Hagar had once found deliverance there and Ishmael had drank from the water so graciously revealed by the God who liveth and seeth the sons of men; but this was a merely casual visit, such as worldlings pay to the Lord in times of need, when it serves their turn. They cry to him in trouble, but forsake him in prosperity. Isaac dwelt there, and made the well of the living and all-seeing God his constant source of supply. The usual tenor of a man’s life, the dwelling of his soul, is the true test of his state. Perhaps the providential visitation experienced by Hagar struck Isaac’s mind, and led him to revere the place; its mystical name endeared it to him; his frequent musings by its brim at eventide made him familiar with the well; his meeting Rebecca there had made his spirit feel at home near the spot; but best of all, the fact that he there enjoyed fellowship with the living God, had made him select that hallowed ground for his dwelling. Let us learn to live in the presence of the living God; let us pray the Holy Spirit that this day, and every other day, we may feel, “Thou God seest me.” May the Lord Jehovah be as a well to us, delightful, comforting, unfailing, springing up unto eternal life. The bottle of the creature cracks and dries up, but the well of the Creator never fails; happy is he who dwells at the well, and so has abundant and constant supplies near at hand. The Lord has been a sure helper to others: his name is Shaddai, God All-sufficient; our hearts have often had most delightful intercourse with him; through him our soul has found her glorious Husband, the Lord Jesus; and in him this day we live, and move, and have our being; let us, then, dwell in closest fellowship with him. Glorious Lord, constrain us that we may never leave thee, but dwell by the well of the living God.

Evening

PSALM 91:1 He that dwelleth in the secret place of the most High shall abide under the shadow of the Almighty.

PSALM 91:1
He that dwelleth in the secret place of the most High shall abide under the shadow of the Almighty.

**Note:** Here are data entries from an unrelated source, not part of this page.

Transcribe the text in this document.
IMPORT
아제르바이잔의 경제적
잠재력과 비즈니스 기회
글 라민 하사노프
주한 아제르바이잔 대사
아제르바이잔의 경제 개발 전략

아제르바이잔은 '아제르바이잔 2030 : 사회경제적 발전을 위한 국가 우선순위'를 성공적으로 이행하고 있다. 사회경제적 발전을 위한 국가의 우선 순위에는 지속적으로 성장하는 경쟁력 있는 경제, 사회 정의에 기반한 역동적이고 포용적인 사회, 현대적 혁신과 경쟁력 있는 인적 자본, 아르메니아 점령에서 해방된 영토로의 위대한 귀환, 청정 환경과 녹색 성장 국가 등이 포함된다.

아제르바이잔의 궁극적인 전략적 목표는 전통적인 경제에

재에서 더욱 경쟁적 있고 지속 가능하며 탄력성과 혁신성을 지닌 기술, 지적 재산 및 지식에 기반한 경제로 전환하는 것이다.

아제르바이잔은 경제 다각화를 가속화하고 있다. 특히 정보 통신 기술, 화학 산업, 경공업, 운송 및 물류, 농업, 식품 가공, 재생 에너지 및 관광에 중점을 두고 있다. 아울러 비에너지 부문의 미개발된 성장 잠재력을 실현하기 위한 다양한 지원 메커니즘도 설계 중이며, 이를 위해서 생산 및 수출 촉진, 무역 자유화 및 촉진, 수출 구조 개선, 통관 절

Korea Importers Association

“Whereas the Lord was there.”
Ezekiel 35:10

Edom’s princes saw the whole country left desolate, and counted upon its easy conquest; but there was one great difficulty in their way–quite unknown to them–“The Lord was there;” and in his presence lay the special security of the chosen land. Whatever may be the machinations and devices of the enemies of God’s people, there is still the same effectual barrier to thwart their design. The saints are God’s heritage, and he is in the midst of them, and will protect his own. What comfort this assurance yields us in our troubles and spiritual conflicts! We are constantly opposed, and yet perpetually preserved! How often Satan shoots his arrows against our faith, but our faith defies the power of hell’s fiery darts; they are not only turned aside, but they are quenched upon its shield, for “the Lord is there.” Our good works are the subjects of Satan’s attacks. A saint never yet had a virtue or a grace which was not the target for hellish bullets: whether it was hope bright and sparkling, or love warm and fervent, or patience all-enduring, or zeal flaming like coals of fire, the old enemy of everything that is good has tried to destroy it. The only reason why anything virtuous or lovely survives in us is this, “the Lord is there.”

If the Lord be with us through life, we need not fear for our dying confidence; for when we come to die, we shall find that “the Lord is there;” where the billows are most tempestuous, and the water is most chill, we shall feel the bottom, and know that it is good: our feet shall stand upon the Rock of Ages when time is passing away. Beloved, from the first of a Christian’s life to the last, the only reason why he does not perish is because “the Lord is there.” When the God of everlasting love shall change and leave his elect to perish, then may the Church of God be destroyed; but not till then, because it is written, Jehovah Shammah, “The Lord is there.”